Khola Maryam Hübsch versuchte emphatisch, den Kampf gegen die Unterdrückung der Frauen in der islamischen Welt mit ihrem Kampf gegen ein Kopftuchverbot auf eine Ebene zu stellen. So wie man keine Frau zwingen sollte, sich zu verhüllen, so solle man ihr auch nicht befehlen können, ihre Haare fliegen und flattern zu lassen.

Der Wert der individuellen Freiheit, die Würde der Frau und die Güte des Grundgesetzes waren während dieser Konferenz ein Konsens. Differenzen gab es in der Frage des Kopftuchverbots an Grundschulen, für das sich Necla Kelek aussprach, und über die Frage der manifesteren Bedrohung - ob die nun von den Islamisten komme oder den Islamhassern.

Genau genommen braucht man beide nicht, wird aber die einen nicht ohne die anderen zurückdrängen können. Man soll also nicht die Islamisten vor den Rechtspopulisten schützen und deswegen kulturrelativistisch schonen.
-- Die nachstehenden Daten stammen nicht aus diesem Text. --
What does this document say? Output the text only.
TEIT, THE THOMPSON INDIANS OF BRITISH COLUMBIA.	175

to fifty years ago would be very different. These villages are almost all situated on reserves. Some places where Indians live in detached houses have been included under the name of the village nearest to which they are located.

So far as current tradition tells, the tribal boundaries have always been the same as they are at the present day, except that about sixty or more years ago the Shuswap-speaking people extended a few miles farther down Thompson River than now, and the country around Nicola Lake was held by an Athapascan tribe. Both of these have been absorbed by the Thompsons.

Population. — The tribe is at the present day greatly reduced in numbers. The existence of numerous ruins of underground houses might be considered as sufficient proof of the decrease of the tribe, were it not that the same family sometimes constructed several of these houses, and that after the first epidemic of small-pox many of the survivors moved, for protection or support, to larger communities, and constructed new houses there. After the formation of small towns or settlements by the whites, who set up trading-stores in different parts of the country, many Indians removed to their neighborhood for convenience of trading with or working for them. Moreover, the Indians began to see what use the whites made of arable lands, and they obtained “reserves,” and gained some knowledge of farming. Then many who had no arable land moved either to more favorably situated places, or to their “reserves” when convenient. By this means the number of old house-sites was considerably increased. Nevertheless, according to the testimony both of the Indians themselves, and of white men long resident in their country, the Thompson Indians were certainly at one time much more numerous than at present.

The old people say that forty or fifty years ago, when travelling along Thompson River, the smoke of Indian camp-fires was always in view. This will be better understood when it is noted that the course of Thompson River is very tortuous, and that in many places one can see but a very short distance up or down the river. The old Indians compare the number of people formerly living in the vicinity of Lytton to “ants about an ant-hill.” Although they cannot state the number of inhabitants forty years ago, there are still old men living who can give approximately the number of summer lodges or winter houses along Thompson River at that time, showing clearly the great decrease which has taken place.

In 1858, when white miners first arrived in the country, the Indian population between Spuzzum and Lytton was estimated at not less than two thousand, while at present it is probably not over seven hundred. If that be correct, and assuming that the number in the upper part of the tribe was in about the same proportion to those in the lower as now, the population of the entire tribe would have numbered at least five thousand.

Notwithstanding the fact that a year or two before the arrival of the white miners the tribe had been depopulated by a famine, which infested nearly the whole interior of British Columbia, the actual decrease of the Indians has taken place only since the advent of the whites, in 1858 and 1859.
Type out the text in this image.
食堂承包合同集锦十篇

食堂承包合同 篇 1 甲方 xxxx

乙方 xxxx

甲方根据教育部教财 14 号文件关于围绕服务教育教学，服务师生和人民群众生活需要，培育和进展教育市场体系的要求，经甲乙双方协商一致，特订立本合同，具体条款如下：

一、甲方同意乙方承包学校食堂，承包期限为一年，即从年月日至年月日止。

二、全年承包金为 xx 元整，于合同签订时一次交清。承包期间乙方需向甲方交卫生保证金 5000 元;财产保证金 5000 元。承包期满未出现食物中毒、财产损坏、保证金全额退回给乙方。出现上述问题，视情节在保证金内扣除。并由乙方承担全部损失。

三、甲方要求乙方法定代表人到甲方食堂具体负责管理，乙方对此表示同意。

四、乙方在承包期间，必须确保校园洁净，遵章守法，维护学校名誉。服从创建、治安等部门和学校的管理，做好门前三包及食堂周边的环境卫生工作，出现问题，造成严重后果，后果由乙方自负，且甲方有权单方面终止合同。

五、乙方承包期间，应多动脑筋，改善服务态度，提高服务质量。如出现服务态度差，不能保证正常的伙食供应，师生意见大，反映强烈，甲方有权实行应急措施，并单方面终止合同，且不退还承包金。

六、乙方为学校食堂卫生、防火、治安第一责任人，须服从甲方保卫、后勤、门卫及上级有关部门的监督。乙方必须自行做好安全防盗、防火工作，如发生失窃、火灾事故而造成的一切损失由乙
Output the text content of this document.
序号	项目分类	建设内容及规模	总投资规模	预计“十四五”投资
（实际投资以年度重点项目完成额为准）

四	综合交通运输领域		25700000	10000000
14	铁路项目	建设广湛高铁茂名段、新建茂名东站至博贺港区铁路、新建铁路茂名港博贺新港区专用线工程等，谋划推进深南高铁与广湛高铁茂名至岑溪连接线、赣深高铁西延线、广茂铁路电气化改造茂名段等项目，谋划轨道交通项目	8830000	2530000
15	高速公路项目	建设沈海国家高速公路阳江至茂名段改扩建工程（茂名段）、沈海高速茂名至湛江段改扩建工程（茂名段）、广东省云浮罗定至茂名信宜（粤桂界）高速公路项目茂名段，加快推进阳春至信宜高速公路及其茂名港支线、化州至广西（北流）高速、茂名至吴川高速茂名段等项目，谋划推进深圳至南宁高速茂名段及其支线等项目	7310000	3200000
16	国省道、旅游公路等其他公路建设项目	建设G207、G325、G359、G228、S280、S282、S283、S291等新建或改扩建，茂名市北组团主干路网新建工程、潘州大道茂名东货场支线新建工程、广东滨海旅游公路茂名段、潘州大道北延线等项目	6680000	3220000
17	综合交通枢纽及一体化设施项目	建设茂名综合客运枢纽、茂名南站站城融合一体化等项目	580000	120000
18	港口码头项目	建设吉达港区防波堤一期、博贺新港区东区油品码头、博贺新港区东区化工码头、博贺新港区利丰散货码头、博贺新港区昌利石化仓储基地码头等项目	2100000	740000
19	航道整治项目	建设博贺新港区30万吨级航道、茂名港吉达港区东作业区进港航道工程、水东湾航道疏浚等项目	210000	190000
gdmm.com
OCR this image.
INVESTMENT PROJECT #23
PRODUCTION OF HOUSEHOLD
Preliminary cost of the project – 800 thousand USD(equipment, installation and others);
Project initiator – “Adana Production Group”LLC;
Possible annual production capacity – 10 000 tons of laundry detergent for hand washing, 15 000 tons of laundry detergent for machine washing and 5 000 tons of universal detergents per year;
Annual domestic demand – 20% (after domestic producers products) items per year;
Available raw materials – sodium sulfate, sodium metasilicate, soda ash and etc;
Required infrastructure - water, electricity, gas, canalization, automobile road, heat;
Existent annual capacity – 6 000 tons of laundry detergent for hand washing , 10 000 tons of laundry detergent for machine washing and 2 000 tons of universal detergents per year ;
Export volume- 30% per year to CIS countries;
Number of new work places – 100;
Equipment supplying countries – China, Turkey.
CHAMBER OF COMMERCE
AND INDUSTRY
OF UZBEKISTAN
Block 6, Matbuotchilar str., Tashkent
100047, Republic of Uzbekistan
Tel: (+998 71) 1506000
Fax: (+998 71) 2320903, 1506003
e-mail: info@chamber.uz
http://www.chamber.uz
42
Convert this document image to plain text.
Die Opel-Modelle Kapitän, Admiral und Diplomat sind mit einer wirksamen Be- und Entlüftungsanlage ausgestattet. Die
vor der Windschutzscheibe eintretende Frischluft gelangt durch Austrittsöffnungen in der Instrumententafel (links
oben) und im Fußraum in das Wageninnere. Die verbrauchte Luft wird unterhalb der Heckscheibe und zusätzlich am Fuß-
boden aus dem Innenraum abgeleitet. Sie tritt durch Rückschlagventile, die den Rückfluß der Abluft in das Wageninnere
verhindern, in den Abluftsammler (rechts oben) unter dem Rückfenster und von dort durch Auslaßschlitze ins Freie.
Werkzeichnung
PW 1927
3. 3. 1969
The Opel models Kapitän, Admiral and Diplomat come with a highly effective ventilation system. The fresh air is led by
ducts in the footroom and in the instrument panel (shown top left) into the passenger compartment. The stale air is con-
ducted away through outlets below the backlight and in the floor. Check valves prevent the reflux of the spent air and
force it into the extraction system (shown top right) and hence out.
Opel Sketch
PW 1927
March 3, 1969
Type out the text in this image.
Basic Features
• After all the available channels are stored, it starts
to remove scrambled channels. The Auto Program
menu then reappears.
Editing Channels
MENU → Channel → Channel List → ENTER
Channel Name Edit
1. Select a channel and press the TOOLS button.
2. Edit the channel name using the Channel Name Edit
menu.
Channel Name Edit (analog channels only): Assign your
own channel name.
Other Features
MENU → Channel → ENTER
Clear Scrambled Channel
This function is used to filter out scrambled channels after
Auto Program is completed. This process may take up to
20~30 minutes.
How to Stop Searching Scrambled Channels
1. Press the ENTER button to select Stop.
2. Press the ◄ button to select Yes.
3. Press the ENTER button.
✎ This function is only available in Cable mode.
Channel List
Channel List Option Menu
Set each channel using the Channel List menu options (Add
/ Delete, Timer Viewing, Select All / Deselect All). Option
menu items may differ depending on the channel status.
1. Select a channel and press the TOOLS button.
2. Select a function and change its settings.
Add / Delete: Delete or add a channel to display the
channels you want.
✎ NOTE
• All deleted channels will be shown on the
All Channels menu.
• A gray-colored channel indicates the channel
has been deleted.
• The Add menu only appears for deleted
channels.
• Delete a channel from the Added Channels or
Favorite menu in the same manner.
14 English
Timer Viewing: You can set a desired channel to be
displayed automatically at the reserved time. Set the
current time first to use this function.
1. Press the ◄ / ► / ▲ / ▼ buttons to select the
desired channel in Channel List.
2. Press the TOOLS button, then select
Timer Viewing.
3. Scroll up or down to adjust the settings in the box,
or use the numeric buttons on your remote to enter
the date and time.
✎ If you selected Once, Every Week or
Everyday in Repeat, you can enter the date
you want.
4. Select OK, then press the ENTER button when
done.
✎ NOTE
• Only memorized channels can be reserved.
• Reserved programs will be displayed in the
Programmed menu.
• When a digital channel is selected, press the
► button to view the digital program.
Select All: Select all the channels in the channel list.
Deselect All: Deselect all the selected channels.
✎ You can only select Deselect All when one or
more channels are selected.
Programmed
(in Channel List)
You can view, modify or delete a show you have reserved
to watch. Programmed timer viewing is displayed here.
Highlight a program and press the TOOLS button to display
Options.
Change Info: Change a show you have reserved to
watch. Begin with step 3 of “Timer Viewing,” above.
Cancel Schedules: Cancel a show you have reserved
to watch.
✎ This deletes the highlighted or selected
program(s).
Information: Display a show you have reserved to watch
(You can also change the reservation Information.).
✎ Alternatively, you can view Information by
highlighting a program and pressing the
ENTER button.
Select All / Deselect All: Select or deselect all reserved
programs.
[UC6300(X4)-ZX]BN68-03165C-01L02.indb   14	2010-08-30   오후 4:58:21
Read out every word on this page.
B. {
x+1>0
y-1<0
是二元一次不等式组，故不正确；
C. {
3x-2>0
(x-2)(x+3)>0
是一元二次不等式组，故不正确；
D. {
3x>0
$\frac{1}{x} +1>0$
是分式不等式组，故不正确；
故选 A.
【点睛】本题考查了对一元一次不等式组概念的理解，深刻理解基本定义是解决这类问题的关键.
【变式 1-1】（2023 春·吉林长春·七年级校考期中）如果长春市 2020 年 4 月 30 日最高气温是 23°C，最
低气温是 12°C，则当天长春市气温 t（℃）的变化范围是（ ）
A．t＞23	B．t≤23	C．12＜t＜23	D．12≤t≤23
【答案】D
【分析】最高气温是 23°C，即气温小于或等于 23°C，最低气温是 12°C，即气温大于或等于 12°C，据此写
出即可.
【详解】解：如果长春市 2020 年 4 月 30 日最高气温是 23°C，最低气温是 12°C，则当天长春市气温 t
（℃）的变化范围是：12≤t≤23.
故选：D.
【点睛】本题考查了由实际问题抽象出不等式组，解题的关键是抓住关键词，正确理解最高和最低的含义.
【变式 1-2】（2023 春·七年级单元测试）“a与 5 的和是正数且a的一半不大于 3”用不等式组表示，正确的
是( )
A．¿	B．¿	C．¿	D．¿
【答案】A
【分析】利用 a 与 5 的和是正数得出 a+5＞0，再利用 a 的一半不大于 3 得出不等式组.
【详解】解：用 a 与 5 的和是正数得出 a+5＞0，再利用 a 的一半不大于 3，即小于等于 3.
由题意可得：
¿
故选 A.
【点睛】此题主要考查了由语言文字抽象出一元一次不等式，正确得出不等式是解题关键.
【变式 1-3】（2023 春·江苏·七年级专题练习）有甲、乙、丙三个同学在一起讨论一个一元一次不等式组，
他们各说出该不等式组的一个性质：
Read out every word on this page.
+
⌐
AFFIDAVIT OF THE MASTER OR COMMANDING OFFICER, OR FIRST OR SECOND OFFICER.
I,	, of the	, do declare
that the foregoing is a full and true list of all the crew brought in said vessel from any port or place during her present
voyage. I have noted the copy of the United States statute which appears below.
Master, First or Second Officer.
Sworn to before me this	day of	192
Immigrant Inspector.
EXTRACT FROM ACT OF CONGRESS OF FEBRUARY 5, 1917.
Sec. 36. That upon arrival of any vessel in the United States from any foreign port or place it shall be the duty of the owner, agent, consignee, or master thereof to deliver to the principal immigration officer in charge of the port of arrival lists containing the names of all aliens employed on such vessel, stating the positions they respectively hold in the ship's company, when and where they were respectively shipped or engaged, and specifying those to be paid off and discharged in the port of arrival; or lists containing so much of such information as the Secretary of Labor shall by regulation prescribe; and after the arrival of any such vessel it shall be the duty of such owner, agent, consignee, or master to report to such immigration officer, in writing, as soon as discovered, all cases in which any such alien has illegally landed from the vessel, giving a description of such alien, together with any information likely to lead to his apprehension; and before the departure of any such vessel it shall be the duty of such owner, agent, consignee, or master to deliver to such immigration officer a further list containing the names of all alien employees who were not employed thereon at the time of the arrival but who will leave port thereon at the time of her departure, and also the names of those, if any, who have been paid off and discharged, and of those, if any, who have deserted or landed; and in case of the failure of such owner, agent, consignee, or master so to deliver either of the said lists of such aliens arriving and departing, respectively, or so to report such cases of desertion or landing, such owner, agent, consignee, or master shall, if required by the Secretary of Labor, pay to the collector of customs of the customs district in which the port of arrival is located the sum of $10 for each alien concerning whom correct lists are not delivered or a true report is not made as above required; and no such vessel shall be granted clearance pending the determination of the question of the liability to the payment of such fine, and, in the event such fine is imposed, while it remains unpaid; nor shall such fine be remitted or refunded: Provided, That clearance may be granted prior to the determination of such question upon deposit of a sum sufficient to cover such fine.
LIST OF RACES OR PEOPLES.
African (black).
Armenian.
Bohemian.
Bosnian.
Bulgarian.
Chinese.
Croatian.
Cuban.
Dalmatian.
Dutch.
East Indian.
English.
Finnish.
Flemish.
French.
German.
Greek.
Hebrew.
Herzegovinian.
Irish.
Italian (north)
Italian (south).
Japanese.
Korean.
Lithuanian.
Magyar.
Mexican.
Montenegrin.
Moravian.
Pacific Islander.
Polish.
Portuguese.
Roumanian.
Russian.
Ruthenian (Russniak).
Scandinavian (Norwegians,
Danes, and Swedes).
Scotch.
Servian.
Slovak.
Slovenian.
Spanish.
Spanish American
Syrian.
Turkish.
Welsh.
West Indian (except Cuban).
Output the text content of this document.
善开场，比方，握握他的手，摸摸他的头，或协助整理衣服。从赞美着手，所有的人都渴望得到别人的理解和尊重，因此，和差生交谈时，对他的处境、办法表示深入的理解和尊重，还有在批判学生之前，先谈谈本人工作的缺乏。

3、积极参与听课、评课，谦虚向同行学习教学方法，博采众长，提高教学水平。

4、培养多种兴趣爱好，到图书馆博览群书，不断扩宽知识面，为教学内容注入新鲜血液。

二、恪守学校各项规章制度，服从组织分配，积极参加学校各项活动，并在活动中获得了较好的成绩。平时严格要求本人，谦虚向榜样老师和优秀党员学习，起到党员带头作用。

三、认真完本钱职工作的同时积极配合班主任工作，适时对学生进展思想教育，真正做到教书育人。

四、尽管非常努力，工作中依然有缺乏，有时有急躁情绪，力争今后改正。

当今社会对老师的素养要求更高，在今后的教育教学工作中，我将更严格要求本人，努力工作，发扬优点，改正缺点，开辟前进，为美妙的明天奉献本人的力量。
Und umgekehrt wird beispielsweise die Pegida-Bewegung wenig tun, das Zusammenleben in der Republik zu befördern.

Unruhig wurde es nach den Vorträgen immer wieder, auch sehr emotional, denn die Zeit für Diskussion war jedes Mal zu knapp, das Thema ist einfach zu gewaltig. Es blieben zu viele Fragen, zu viele Geschichten übrig. Im Saal waren viele interessante Frauen mit einer wechselvollen Biografie, deren Statements und Fragen noch weitere Tage gut gefüllt hätten.

Immerhin, dieser Tag des Kopftuchs hat deutlich gemacht, wie es ist, wenn eine Universität sich öffnet, sich und dem Publikum etwas zumutet: Die Bürgerinnen und Bürger kommen mit Fragen und noch mehr Fragen. Es war höchste Zeit für solch eine Konferenz.